Ayer se produjo por fin el lógico y necesario encuentro
entre Pedro Sánchez y Pablo Casado en el Palacio de la Moncloa, un encuentro
que habría que leer como la primera de las muchas entrevistas que tendrían que
haberse celebrado entre el presidente del gobierno y el líder de la oposición,
que no se han celebrado porque uno y otro han estado y perece que algunos aún
lo están tan sólo ocupados en provocar unas nuevas elecciones para ganarlas.
Ese afán destructor que parece dominar el panorama político
español es difícil de explicar, porque ni al país ni a los ciudadanos les
interesa seguir en esa guerra de guerrillas paralizante en la que poco o
ninguno es el terreno que se gana al adversario y pocas son las veces que los
rivales, después de salir al campo abierto de las elecciones se ocupan o pueden
ocuparse de la reconstrucción del terreno que han ocupado.
Esta actitud, que yo calificaría de suicida, no tiene
explicación, salvo que haya algo por detrás que la esté forzando y creo que ese
es el problema, porque Sánchez ha llegado al gobierno con unos socios muy
exigentes, Unidas-Podemos, y una base electoral que no lo es menos, en todo lo
que tiene que ver con la resocialización del país y la deseable desaparición de
la terrible brecha social que la crisis y las recetas con que el PP dice
habernos sacado de ella han abierto entre una España que lo tiene casi todo, el
capital y los medios de producción, y otra que lo necesita casi todo, el
trabajo, la vivienda, la sanidad, las ayudas a la dependencia o la educación.
Sin embargo, los que lo tienen todo, los que se
enriquecieron con la crisis y se hicieron con el poder y la influencia no
quieren renunciar a ello.

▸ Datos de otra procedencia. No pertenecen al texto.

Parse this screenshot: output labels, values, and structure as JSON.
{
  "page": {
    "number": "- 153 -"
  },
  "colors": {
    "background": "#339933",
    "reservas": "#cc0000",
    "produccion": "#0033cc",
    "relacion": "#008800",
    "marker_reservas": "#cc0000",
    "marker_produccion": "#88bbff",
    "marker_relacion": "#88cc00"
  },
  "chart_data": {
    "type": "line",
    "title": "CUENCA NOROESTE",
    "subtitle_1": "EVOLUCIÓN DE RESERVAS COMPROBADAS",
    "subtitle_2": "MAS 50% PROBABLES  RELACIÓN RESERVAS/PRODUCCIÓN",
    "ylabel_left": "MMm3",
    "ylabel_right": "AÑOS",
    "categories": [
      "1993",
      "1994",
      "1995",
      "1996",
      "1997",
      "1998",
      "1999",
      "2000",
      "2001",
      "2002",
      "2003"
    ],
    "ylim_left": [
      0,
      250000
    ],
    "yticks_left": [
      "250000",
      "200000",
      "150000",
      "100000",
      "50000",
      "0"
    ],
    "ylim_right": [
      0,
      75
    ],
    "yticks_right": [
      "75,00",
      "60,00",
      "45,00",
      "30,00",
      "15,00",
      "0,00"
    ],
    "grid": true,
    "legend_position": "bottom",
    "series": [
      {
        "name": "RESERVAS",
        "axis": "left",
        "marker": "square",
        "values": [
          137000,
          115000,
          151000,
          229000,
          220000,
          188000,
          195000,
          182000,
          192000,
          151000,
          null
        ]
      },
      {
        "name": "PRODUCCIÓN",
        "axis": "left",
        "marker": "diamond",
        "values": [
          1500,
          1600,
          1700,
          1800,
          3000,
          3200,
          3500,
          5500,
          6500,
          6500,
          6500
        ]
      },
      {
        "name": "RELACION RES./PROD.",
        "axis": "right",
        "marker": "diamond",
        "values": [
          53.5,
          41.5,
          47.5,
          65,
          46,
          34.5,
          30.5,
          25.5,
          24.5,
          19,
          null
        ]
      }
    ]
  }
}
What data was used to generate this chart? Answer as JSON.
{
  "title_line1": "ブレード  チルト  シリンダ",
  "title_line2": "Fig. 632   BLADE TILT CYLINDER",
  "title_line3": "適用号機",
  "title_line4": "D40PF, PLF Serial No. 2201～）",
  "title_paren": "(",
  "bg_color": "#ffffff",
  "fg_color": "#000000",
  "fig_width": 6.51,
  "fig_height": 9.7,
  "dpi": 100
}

Quieren seguir pagando pocos o ningún impuesto y
seguir con sus rentas y sus pelotazos, subiendo los alquileres cada año a
precio de un mercado inflado cada mes, si no cada día, y llevado al borde del
reventón, en el que lo que se vente o se alquila no es otra cosa que un bien,
un derecho, garantizado, no os riais, por la Constitución que tanto defienden
los amigos de los especuladores.
De modo que existe una presión del electorado para reducir
esa brecha y restaurar los derechos que les fueron usurpados en aras de
sacar a España de la crisis, sacar a los españoles es ya otra cosa y aún está
pendiente, el gobierno que quiere darles satisfacción pero no puede, la
oposición que quiere ver a toda costa caer al gobierno y, por encima de todos
ellos, los beneficiarios de tanto desgobierno como el que hemos pasados,
atrincherados en sus sicaps, sus paraísos y su ingeniería fiscal, que se llevan
los beneficios de las ventas en mercados etéreos, en los que el "no
futuro" de los jóvenes les arrastra a las compras compulsivas, lejos de la
caja en que se pagan, maquilando pérdidas para evadir impuestos aquí y acabar
pagándolos en cualquier paraíso fiscal.
Por eso, ni los bancos quieren esa tasa aprobada ayer, que
penaliza sus operaciones especulativas y las de sus clientes, ni las grandes
empresas quieren pagar más que lo poco que en general pagan y, por ello, ellas
o sus países matrices, presionan al gobierno para paralizar las tasas "Google
o Tobin", haciéndolas tan efímeras como la efímera república catalana de
Puigdemont.
Ese es el drama que el poder fáctico, el poder en la sombra,
el del dinero, no quiere a Sánchez con su socio, pero no tiene un recambio para
ellos, porque esto todavía es una democracia y el poder aún lo damos y lo
quitamos los ciudadanos. Por eso resultaba patético ver al líder de la
oposición a la salida de su encuentro en la Moncloa, apenas después de haberse
estrellado otra vez en el muro de Venezuela, ofreciendo su ayuda a Sánchez
a cambio de que cumpla el programa del PP que él no fue capaz de llevar a la
victoria. Fue una penosa retahíla de condicionales, uno detrás de otros, a los
que un castizo hubiera añadido "y si a abuela tuviera cojones, sería el
abuelo", porque el PP, al que adora el capital, no tiene los escaños ni
los votos para llevar acabo ese programa que la mayoría de los españoles
negaron en las urnas.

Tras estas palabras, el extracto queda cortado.